The reason that keyboard had those arrows keys on it was because those keys
correspond to CTRL-H, J, K, L and the CTRL key back then worked by killing bit
6 (and bit 5) of the characters being typed.

The effect was that H which is ASCII 0x48 would become 0x08 which is
backspace. If you look at an ASCII table (e.g. <http://www.asciitable.com/>)
you will notice how the uppercase ASCII letters line up nicely with the
control characters so that just dropping bit 6 will get you there. Same thing
with the lowercase (drop bits 5 and 6) and you are on the control characters.

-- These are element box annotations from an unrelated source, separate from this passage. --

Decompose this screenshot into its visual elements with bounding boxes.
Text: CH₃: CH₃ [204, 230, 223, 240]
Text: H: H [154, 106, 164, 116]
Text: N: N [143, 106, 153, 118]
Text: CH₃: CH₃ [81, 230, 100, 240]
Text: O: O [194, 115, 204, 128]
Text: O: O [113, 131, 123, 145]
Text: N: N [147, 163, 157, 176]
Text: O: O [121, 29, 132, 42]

The CTRL-H, J, K, L therefore correspond to BS, LF, VT, FF. BS is backspace
(i.e. left), LF (down), VT is vertical tab (so up) and FF is form feed (which
in this case takes you up). I'm not sure why FF was used for up.

This is also why CTRL-I is tab, CTRL-D ends a communication. All of that goes
back to teletype days. Also for telnet users out there you'll see that CTRL-[
lines up nicely with ESC. And when you see a ^@ being printed on the terminal
you can see why it corresponds to a null byte.

One other interesting thing about ASCII: uppercasing and downcasing can be
done by twiddling a single bit.

If you look at this picture of an ASR-33 Teletype you'll see that come of the
control characters on the keyboard correspond to those in the ASCII set. This
is because ASCII evolved from the earlier teletype character sets:
[http://upload.wikimedia.org/wikipedia/commons/0/0b/ASR-33_2....](http://upload.wikimedia.org/wikipedia/commons/0/0b/ASR-33_2.jpg)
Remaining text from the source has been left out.